After 5 seconds command qstat return empty output (no jobs in queue). Command

qsub --version

give output: version: 2.5.13

Command

which qsub

Output: /usr/bin/qsub

The problem is that the file a.txt (from command qsub -o a.txt a.sh) is not created! In the terminal returned only job id, there is not any errors. Command

 qsub a.sh

has the same behavior. How I can fix it? Where is qsub log files with errors?

If I use command

qsub -l nodes=node36:ppn=1 -o a.txt a.sh

then output files I can find in folder

/var/spool/pbs/undelivered

on node36 (after ssh login on it). Output file contain string "node36", error file is empty. Why my files is "undelivered"?


Solution

  • The output log and error log files are kept on the execution node in a spool directory and copied back to the head node after the job has completed. The location of the spool directory may vary. But you should look for it under /var/torque/spool on the first node from the list of nodes the job has been allocated.

    There are multiple reasons that might cause torque to fail to deliver the output files.

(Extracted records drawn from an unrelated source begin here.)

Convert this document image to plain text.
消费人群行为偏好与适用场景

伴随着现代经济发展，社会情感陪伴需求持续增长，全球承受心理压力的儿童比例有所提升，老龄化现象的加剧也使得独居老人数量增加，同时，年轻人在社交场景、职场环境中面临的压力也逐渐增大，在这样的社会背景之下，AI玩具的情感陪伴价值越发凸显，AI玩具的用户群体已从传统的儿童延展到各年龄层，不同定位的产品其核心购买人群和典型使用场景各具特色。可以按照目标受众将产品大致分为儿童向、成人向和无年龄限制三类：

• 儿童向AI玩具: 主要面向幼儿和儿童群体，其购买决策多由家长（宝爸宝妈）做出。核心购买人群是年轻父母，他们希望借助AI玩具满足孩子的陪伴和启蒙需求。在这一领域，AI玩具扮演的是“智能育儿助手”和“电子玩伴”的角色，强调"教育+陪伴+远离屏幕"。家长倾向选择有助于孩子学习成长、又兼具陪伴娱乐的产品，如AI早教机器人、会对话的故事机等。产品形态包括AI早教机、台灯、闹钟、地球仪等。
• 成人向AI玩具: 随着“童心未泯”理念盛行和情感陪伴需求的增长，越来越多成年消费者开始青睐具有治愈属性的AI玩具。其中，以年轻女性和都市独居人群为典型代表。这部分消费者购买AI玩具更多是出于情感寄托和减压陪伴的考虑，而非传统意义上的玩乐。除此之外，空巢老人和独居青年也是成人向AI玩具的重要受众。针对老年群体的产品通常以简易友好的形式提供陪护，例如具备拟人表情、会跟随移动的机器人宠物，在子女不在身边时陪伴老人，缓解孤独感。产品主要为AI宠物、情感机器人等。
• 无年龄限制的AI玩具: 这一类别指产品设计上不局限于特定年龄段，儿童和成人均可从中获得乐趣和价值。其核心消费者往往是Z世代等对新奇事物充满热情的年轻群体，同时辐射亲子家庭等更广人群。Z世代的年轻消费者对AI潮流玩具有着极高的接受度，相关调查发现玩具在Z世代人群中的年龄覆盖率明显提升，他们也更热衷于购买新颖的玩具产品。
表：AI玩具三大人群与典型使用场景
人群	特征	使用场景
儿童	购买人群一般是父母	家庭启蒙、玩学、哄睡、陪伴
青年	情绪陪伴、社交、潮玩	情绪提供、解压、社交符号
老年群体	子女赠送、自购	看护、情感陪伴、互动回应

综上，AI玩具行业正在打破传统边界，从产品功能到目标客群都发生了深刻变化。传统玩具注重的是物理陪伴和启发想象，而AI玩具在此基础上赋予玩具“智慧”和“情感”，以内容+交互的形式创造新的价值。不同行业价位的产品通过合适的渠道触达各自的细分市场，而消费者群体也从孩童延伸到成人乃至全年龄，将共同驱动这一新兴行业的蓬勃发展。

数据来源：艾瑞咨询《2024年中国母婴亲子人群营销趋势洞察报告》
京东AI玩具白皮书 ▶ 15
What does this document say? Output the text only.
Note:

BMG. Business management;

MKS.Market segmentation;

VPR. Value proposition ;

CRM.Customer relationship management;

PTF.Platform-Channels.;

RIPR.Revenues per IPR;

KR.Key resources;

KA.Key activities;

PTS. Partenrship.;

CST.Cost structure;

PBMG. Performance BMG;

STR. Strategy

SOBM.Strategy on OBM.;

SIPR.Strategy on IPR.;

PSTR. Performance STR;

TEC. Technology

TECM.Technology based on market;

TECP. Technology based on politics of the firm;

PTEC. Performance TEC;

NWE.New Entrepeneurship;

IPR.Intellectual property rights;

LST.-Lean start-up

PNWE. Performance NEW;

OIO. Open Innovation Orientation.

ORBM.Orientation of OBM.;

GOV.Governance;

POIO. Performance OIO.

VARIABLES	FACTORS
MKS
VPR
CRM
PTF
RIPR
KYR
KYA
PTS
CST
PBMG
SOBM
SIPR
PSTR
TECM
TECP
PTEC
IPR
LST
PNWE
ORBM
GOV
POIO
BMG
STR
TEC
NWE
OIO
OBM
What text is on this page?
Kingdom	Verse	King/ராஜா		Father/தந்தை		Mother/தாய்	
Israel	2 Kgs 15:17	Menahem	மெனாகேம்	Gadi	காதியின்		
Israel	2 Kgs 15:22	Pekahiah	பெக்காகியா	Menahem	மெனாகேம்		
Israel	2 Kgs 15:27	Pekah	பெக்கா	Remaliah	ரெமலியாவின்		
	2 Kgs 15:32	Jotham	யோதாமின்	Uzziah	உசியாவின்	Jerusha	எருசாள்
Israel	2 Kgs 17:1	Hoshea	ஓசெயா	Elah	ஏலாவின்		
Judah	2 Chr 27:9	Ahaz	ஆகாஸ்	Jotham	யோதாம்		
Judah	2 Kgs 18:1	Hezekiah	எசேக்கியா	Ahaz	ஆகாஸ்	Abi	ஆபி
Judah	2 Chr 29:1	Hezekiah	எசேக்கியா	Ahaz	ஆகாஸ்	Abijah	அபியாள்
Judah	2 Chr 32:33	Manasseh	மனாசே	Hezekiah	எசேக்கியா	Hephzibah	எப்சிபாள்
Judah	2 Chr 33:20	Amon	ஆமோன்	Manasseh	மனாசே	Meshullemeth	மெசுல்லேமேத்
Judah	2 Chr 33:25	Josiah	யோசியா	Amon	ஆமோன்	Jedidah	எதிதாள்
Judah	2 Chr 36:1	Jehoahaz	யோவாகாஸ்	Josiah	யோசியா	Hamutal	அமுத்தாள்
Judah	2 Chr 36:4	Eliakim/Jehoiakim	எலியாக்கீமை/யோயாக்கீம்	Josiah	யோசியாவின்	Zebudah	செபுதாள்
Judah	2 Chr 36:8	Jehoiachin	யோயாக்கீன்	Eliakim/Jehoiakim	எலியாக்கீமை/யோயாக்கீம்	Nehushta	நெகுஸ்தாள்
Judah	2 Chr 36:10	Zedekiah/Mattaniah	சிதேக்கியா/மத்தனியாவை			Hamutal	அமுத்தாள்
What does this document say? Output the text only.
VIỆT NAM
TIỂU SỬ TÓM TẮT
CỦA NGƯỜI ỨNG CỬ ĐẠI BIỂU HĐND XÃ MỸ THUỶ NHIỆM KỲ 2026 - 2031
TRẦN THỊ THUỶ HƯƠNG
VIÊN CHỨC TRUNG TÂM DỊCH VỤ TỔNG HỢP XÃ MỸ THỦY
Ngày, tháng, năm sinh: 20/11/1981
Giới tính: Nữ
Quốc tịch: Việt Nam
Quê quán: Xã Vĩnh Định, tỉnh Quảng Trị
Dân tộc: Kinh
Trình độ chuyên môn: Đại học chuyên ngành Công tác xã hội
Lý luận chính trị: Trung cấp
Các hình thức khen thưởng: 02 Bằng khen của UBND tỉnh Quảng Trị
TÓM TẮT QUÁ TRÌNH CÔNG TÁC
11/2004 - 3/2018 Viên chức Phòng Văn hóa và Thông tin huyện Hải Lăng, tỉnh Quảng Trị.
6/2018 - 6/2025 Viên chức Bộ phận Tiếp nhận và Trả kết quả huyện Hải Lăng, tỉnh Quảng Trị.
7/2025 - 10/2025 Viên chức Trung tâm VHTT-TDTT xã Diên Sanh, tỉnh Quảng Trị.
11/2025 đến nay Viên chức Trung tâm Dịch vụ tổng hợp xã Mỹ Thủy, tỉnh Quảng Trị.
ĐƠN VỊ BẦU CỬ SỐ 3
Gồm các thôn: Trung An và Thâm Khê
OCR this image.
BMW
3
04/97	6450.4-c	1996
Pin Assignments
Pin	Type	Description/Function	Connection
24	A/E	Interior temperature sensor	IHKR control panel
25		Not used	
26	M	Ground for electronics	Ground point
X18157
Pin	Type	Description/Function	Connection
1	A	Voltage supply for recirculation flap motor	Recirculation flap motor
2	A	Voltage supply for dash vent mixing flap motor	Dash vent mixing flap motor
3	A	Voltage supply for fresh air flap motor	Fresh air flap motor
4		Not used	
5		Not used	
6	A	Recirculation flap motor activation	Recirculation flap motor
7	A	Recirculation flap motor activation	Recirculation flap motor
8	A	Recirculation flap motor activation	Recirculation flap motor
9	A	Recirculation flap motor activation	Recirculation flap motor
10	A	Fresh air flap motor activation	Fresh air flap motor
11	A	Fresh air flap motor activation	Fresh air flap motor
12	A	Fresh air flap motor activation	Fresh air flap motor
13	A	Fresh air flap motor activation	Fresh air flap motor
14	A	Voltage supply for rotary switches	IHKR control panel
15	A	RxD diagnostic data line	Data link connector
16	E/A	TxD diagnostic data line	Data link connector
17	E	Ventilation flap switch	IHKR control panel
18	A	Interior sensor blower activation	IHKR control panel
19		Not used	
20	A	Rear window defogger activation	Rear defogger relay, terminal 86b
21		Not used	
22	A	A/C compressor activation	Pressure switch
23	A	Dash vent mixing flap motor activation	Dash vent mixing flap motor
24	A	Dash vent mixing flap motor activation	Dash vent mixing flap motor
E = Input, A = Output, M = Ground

    1. The user submitting the job might not exist on the node or their home directory might not be accessible, or there is a user ID mismatch between the nodes of the cluster.
    2. Torque is using ssh to copy files to the head node, but passwordless public key authentication for the user to ssh across the cluster has not been set up consistently on all the nodes.
    3. A node failed during the execution of the job.

    This list is by no means complete. Already here on Stack Overflow one can find a number of questions dealing with such a failure. Try to check if any of the above applies to your case.